When I came to a few moments later, all was quiet in the room. The house was filled with the fresh musk of the rain, which came in through the open front door; outside, the whippoorwills still cried, and a wan moonlight lay on the ground like pale white wine. The lamp still burned in the hall, but my host was not in his chair.
He lay where I had seen him, spread on the floor. My whole impulse was to escape that horrible scene as quickly as possible, but decency impelled me to pause at Amos Stark’s side, to make sure that he was beyond my help. It was that fateful pause which brought the crowning horror of all, that horror which sent me shrieking into the night to escape that hellish place as were all the demons of the nether regions at my heels. For, as I bent above Amos Stark, ascertaining that he was indeed dead, I saw sticking into the discolored flesh o
f his neck the whitened finger bones of a human skeleton, and, even as I looked upon them, the individual bones detached themselves, and went bounding away from the corpse, down the hall, and out into the night to rejoin that ghastly visitor who had come from the grave to keep his appointment with Amos Stark!
THE SHUTTERED ROOM
first published in The Shuttered Room and Other Pieces, August Derleth, Arkham House, 1959
I
AT DUSK, the wild, lonely country guarding the approaches to the village of Dunwich in north central Massachusetts seems more desolate and forbidding than it ever does by day. Twilight lends the barren fields and domed hills a strangeness that sets them apart from the country around that area; it brings to everything a kind of sentient, watchful animosity—to the ancient trees, to the brier-bordered stone walls pressing close upon the dusty road, to the low marshes with their myriads of fireflies and their incessantly calling whippoorwills vying with the muttering of frogs and the shrill songs of toads, to the sinuous windings of the upper reaches of the Miskatonic flowing among the dark hills seaward, all of which seem to close in upon the traveller as if intent upon holding him fast, beyond all escape.

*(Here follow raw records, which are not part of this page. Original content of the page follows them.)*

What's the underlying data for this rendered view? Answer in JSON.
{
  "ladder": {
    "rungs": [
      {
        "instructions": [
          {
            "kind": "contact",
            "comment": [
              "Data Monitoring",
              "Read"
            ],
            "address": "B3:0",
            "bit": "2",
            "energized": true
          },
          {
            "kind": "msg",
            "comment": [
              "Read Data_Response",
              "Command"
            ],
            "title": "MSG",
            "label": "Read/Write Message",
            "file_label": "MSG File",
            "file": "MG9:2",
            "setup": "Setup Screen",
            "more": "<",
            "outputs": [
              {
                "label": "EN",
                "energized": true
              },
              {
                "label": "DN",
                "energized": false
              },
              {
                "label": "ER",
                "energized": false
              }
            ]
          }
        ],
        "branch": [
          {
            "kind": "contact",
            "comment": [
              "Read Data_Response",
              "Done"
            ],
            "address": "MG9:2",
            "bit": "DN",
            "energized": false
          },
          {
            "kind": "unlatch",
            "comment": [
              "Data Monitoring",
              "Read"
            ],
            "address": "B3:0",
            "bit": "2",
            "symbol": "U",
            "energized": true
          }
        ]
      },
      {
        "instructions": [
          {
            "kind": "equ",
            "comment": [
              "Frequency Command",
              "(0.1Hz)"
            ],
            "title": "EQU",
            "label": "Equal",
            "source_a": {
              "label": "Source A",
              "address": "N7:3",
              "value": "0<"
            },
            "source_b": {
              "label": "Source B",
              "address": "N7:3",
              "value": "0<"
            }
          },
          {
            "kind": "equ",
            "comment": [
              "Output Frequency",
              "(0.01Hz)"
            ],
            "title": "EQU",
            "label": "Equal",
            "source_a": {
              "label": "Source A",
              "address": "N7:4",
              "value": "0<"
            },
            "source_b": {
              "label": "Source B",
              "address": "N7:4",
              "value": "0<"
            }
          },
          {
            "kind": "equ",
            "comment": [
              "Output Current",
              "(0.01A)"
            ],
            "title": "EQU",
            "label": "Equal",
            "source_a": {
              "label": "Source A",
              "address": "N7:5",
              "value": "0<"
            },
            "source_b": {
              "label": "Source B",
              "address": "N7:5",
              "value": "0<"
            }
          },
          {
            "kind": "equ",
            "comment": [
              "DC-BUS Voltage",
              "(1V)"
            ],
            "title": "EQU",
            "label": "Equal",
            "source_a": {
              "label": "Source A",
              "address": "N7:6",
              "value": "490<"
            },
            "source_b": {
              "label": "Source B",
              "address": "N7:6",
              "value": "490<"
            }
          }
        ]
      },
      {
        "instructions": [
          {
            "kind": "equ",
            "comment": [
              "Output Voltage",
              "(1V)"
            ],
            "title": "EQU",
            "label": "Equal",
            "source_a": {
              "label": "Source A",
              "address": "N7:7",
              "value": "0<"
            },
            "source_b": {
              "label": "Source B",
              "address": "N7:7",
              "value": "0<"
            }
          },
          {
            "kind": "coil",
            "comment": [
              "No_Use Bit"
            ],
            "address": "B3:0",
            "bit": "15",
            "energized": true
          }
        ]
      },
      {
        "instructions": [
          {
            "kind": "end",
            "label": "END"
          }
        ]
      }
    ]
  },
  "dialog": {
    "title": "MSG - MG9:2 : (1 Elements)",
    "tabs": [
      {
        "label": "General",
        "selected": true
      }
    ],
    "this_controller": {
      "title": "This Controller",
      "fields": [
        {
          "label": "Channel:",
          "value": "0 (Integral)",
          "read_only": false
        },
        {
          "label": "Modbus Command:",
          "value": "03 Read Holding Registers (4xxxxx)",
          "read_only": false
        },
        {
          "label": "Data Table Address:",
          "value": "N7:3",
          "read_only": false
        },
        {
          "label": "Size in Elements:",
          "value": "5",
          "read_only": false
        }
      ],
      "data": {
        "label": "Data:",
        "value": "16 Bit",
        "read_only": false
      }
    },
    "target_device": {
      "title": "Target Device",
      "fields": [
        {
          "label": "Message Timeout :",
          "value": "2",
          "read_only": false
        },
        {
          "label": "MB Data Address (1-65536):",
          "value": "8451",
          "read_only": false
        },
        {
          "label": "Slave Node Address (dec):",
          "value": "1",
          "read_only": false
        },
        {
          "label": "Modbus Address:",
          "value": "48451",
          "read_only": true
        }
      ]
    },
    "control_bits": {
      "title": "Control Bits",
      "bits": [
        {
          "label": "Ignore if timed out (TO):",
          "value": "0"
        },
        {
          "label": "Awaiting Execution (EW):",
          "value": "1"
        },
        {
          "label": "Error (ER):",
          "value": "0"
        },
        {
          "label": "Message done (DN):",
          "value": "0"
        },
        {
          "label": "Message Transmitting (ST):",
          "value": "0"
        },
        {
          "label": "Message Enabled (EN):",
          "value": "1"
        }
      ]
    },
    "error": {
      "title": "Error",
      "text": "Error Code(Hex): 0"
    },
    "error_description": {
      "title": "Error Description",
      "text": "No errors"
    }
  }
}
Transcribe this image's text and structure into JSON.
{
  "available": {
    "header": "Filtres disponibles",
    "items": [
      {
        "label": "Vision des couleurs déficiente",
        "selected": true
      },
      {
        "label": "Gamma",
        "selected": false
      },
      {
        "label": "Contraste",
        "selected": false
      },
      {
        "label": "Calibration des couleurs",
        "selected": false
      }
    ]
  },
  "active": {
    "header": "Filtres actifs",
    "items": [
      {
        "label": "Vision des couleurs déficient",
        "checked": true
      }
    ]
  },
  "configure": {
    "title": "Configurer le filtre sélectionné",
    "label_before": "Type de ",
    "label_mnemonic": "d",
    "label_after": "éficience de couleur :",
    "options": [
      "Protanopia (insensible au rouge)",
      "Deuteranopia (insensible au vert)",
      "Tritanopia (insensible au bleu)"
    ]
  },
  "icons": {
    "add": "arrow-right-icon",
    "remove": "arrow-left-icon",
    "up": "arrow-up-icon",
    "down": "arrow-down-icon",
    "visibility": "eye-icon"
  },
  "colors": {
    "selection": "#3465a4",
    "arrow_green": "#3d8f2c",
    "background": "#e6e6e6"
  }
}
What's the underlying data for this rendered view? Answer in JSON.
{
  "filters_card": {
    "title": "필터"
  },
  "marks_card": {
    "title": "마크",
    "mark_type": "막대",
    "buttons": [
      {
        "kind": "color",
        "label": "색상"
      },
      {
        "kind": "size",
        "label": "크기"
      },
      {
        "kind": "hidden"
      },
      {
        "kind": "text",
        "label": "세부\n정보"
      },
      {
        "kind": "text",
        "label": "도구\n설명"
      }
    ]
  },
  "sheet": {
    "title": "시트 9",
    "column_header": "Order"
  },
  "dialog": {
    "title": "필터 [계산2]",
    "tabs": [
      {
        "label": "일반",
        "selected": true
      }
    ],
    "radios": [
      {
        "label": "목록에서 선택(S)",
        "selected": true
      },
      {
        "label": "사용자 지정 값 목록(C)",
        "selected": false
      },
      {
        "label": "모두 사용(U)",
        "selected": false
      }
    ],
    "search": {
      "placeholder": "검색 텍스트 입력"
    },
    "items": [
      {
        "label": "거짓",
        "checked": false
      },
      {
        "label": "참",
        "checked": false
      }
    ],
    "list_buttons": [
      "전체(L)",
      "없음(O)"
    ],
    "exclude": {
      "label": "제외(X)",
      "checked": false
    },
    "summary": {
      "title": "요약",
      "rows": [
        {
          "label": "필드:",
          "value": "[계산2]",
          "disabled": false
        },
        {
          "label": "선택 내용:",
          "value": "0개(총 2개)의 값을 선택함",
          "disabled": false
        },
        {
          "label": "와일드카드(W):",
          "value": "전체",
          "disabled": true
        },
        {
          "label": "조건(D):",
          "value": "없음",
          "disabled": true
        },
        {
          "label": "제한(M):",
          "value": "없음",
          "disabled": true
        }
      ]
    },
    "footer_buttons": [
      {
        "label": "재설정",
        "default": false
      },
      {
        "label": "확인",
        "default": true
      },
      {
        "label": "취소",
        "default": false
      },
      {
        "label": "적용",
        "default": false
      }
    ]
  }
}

On his way to Dunwich, Abner Whateley felt all this again, as once in childhood he had felt it and run screaming in terror to beg his mother to take him away from Dunwich and Grandfather Luther Whateley. So many years ago! He had lost count of them. It was curious that the country should affect him so, pushing through all the years he had lived since then—the years at the Sorbonne, in Cairo, in London—pushing through all the learning he had assimilated since those early visits to grim old Grandfather Whateley in his ancient house attached to the mill along the Miskatonic, the country of his childhood, coming back now out of the mists of time as were it but yesterday that he had visited his kinfolk.
They were all gone now—Mother, Grandfather Whateley, Aunt Sarey, whom he had never seen but only knew to be living somewhere in that old house—the loathsome cousin Wilbur and his terrible twin brother few had ever known before his frightful death on top of Sentinel Hill. But Dunwich, he saw as he drove through the cavernous covered bridge, had not changed; its main street lay under the looming mound of Round Mountain, its gambrel roofs as rotting as ever, its houses deserted, the only store still in the broken-steepled church, over everything the unmistakable aura of decay.